Numerous computerized approaches have been used to reduce the labour cost of producing animation.

The inking and colouring steps are now routinely done by scanning penciled art into the computer and coloring it automatically (using fill bucket tools).

Less routine, is the practice of converting scanned art into vector graphics (or directly creating vector graphic art on the computer using a graphics tablet). The hardware enables the user to achieve effects just as good as they would using a pencil. It is sensitive to pressure applied and allows lines to be drawn in a range of styles (corresponding to using different grades of pencil).

Computer programs such as Flash allow you to use the layer method to make animations. This saves time and makes adjustments to your work easier. It also means that backgrounds etc. can be easily shared between workers.
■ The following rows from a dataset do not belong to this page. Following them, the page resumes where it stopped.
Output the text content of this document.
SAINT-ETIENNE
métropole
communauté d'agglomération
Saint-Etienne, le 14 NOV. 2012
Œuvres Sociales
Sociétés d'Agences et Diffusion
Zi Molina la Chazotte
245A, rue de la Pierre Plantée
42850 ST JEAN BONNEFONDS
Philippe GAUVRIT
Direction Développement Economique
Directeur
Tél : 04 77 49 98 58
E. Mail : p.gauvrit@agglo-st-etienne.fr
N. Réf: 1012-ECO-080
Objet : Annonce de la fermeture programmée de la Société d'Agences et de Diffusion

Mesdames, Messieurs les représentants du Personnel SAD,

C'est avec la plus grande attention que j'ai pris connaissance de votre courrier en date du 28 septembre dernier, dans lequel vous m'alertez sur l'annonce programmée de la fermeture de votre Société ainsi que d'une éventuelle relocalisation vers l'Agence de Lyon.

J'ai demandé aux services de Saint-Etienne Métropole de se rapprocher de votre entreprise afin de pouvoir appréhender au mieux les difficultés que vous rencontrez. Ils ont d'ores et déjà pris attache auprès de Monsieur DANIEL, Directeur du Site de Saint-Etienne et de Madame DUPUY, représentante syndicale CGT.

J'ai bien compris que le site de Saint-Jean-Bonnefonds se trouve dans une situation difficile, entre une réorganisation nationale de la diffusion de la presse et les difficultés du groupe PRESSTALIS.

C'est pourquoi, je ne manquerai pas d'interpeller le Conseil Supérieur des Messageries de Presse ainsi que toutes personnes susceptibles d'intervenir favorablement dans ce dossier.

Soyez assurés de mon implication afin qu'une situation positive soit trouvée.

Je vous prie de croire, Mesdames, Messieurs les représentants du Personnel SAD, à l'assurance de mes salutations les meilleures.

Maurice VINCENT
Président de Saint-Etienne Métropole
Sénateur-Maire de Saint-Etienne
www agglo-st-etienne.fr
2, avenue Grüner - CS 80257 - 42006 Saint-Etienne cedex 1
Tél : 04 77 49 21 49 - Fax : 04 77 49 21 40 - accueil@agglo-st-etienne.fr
Programs such as Fireworks produce graphics that are easily incorporated into your Flash document. You have gradient fills and special effects that save you having to spend hours shading in... shadows can easily be added.

Programs such as Poser allow you to design 'people' in 3D. You can render the images. You can alter their features and expressions - pose them in different postions, alter the angle of lighting etc. and produce a range of images that correspond to action.

This program gives you the opportunity of creating realistic looking figures and it is the development of software such as this that had led to the 3D revolution in animation... personally I prefer the 2D animations... but diff'rent strokes!